Gordon Goodwin’s Big Phat Band - “XXL” (2003)
Goodwin’s arrangements here demonstrate continued evolution and ambition. His charts maintain his signature energy while incorporating even more sophisticated orchestration and harmonic approaches. What’s particularly impressive is Goodwin’s range—these arrangements span from subtle ballads to explosive burners, all executed at the highest level. His arrangement of “An American Elegy” shows his gifts for emotional depth alongside his trademark excitement. The album won multiple Grammys and represents Goodwin at peak form.

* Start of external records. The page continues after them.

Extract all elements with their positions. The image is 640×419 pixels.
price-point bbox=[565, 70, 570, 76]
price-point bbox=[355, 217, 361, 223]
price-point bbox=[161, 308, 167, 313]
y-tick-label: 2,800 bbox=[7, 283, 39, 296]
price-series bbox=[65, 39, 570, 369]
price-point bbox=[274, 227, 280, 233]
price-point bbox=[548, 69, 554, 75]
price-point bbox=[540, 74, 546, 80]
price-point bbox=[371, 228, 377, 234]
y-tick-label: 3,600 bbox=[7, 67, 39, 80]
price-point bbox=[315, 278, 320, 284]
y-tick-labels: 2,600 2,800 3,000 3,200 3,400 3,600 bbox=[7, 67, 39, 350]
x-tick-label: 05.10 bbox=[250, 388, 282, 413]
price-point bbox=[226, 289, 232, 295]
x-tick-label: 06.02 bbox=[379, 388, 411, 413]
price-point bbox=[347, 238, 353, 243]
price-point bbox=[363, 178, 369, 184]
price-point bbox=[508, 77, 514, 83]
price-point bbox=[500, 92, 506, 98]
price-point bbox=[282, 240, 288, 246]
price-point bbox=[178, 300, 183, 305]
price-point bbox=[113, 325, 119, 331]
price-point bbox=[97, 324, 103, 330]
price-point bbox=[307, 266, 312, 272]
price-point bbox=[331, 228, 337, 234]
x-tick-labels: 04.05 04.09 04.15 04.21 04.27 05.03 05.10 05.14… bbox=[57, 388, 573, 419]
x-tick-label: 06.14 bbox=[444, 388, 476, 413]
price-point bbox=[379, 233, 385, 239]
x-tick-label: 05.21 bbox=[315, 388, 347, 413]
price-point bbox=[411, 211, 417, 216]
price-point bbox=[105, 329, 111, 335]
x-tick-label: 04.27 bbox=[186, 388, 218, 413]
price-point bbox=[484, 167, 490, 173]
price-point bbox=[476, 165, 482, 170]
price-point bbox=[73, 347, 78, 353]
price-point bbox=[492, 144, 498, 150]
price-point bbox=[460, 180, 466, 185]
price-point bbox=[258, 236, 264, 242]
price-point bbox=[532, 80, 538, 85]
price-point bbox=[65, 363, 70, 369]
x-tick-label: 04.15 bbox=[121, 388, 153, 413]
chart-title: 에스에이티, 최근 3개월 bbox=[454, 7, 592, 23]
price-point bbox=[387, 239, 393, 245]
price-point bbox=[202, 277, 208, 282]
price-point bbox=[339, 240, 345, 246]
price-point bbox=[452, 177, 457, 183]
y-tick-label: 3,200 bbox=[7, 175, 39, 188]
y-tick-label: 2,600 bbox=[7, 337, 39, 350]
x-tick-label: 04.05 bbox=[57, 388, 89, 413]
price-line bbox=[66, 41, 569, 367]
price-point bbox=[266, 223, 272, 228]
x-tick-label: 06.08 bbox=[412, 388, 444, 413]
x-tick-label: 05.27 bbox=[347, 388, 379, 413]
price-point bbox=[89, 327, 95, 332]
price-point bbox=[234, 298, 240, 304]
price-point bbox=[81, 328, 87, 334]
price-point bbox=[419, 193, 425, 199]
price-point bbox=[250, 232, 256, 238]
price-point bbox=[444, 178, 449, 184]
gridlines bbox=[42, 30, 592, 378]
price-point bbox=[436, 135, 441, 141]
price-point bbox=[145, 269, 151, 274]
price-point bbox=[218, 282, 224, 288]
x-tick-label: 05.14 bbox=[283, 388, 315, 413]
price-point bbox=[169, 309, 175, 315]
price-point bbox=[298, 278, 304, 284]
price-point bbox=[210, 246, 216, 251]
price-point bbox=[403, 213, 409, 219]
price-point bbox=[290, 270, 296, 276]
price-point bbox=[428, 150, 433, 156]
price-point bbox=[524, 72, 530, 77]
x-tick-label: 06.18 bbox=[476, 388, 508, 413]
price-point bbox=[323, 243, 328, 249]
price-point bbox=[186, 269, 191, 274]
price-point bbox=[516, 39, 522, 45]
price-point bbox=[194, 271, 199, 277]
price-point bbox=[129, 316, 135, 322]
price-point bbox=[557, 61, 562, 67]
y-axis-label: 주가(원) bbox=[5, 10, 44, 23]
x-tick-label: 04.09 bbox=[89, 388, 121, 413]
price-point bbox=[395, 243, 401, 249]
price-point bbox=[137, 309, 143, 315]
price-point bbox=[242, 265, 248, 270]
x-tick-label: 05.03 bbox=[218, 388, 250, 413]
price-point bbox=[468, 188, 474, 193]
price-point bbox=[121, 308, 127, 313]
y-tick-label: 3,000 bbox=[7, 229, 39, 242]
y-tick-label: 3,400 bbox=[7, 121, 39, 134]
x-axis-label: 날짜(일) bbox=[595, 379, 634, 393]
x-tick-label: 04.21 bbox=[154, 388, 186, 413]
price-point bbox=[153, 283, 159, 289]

Gordon Goodwin’s Big Phat Band - “Life in the Bubble” (2014)
Goodwin’s later arrangements show sustained creativity and continued freshness. His charts maintain his signature combination of sophistication and energy while finding new approaches. What makes these arrangements fascinating is their maturity—Goodwin’s decades of experience result in writing of remarkable economy and effectiveness. His composition “The Jazz Police” showcases his continued melodic gifts, harmonic sophistication, and sense of humor. The album won Grammy and proves Goodwin remains vital and creative, continually finding fresh ways to make big band jazz exciting and relevant.